耦合诱导增强效应：超构表面上的二次谐波的振幅和偏振调控主要基于对超构单元几何形状的设计而实现，而超构单元间的耦合效应通常被忽视。本论文将两组具有中心反演对称性的等离激元超构单元以六角晶格进行排列，借助超构单元间的耦合效应打破全局中心反演对称性，实现了对所产生的二次谐波的振幅和偏振的调控。
金属-晶体复合超构表面：超构表面上的手性非线性光学响应的实现主要依赖于超构单元的几何形状，难以在特定的工作波长对圆二向色性进行连续调控。本论文设计了一种由等离激元超构单元和非线性光学晶体组成的复合超构表面，借助超构单元和晶体的对称性，揭示了具有三种传播相位或几何相位的二次谐波转换通道。通过调控超构单元与晶体的面内扭转角，实现了复合超构表面上二次谐波的圆二向色性调控。
本论文系统地研究了等离激元超构表面上的二次谐波产生与调控机理。通过优化纳米共振腔的共振模式、设计超构表面的全局对称性、引入具有特定对称性的晶体材料等，不仅提高了二次谐波转换效率，而且实现了对其振幅、偏振和相位的调控。相关研究方法和结果有望为发展高效率、多功能非线性光学超构表面提供重要理论基础和技术方案。

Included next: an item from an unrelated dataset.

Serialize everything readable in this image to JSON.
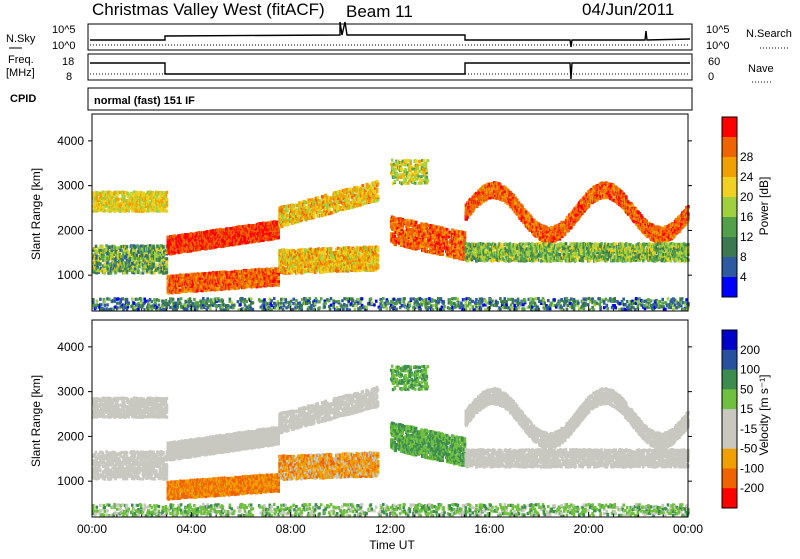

Optical metasurfaces are quasi-two-dimensional artificial structural materials composed of sub-wavelength meta-atoms. For their advantages in multi-dimensional optical field manipulation and integration, metasurfaces have received widespread attention in recent years. By introducing nonlinear optical processes, optical functions like frequency conversion, switching can be realized on metasurfaces. This thesis focuses on the second harmonic generation and manipulation on plasmonic metasurfaces. By designing plasmonic nano-cavities, inter-meta-atom coupling effects and metal-crystal hybrid structures, new principles and methods are observed for controlling the amplitude, polarization, and phase of second harmonic waves.
Nano-cavity enhancement effect: On single-layer plasmonic metasurfaces, the conversion efficiency of second-harmonic waves can be enhanced by the local resonance modes. However, the significant reflection and scattering at the resonant wavelength lead to low coupling efficiency of the pump light, limiting the enhancement effect of the resonant mode on the local field. This research introduces nano-cavities onto the metasurfaces, which significantly suppress radiation losses at the resonant wavelength and greatly enhance the second-harmonic generation process.
Coupling-induced enhancement effect: The amplitude and polarization modulation of second-harmonic waves on metasurfaces are usually realized by designing the shape of meta-atoms, while the coupling of meta-atoms is usually neglected. This research arranges two groups of plasmonic meta-atoms with inversion symmetry into a hexagonal lattice, breaks the global inversion symmetry, and realizes the controlling of the amplitude and polarization of the second harmonics.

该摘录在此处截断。